Layer Styles & document resolution
Many layer style sets on the internet are optimized for specific resolutions, such as 72 ppi or 300 ppi. This tutorial will help you address the issue of using styles on documents with different resolutions.
In the first example I created a new Photoshop document at 300 ppi. I added a text layer and a style.
As you can see, the details look wrong: the shadow and bevels are exaggerated.
This is because the settings of this style have been optimized for 72 ppi, while my document's resolution is 300. We will rectify this issue in the next steps.
To optimize the style settings for your document's resolution, you'll need to re-scale (up or down) the style settings by a factor (x).
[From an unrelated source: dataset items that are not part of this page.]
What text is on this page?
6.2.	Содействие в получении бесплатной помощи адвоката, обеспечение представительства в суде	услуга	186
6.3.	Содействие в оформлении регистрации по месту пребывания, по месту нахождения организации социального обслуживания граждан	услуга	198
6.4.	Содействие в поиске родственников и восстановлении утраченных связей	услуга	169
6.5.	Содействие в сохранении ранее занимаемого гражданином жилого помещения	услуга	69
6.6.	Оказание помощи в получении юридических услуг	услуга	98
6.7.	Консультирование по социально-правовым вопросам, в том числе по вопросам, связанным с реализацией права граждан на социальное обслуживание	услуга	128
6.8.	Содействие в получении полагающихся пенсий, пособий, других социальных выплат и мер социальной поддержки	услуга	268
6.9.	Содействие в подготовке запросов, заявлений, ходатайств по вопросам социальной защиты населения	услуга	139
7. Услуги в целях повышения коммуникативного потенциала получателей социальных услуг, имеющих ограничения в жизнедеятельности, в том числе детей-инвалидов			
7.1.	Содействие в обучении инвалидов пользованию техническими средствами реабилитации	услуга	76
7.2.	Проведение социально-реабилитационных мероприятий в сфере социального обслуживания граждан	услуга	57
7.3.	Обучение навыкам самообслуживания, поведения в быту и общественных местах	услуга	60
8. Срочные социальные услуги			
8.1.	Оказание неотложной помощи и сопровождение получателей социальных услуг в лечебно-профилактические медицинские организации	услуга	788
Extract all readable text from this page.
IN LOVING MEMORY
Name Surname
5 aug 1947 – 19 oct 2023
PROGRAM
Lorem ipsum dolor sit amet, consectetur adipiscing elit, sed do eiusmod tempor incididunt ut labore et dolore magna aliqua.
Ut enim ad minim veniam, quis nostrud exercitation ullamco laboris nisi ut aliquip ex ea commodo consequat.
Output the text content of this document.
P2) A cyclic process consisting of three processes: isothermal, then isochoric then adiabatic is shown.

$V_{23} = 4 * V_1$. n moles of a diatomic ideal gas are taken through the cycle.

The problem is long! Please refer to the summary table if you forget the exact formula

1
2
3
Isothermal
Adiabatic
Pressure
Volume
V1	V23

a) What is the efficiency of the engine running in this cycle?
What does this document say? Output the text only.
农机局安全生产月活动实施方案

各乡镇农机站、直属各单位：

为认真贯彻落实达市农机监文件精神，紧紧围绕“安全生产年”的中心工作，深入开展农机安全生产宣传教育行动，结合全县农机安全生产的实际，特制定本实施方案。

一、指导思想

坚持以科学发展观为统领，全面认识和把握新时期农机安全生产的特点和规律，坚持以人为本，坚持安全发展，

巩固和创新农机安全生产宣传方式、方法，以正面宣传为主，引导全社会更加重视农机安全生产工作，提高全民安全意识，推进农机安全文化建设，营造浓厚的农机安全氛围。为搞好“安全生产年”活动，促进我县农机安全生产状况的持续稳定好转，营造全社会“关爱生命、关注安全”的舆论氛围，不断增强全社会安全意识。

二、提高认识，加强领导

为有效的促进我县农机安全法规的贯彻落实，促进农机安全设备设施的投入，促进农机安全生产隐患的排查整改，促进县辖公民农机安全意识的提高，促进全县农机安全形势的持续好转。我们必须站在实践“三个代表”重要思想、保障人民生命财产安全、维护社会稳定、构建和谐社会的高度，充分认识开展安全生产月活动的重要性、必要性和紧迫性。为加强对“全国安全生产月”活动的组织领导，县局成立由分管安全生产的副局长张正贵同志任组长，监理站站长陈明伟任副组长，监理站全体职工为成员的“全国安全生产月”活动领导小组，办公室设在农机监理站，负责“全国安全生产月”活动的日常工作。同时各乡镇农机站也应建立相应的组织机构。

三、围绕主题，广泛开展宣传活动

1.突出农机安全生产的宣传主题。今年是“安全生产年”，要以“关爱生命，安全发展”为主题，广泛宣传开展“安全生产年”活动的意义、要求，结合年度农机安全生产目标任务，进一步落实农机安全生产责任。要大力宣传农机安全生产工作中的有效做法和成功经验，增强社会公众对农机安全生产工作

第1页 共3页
To determine this value, perform a simple calculation:
x = (the style's resolution) / (my document's resolution) * 100
In my example this factor is: x = 72 / 300 * 100 = 24. Let's find out how to use this value to re-scale the styles.
Choose Layer > Layer Style > Scale Effects from the main menu, or right-click the "fx" button in the layers panel and choose "Scale Effects":
Enter "24" in the Scale field and hit OK:
That's it. The style effects look great on my 300 ppi document!
Now lets check the opposite scenario:
Let's assume that we have a set of styles, which have been optimized for 300 ppi.
If you wish to use them on a 72 ppi document, you need to upscale the style effects by x = 300 / 72 * 100 = 417%:
This tutorial assumes that you know the resolution of the styles you wish to use. As mentioned above, the vast majority of the style sets available over the internet have been optimized either for 72ppi or for 300ppi.
So, if the style looks wrong in your 72ppi document, the chances are that the style settings have been optimized for 300ppi (and vice-versa).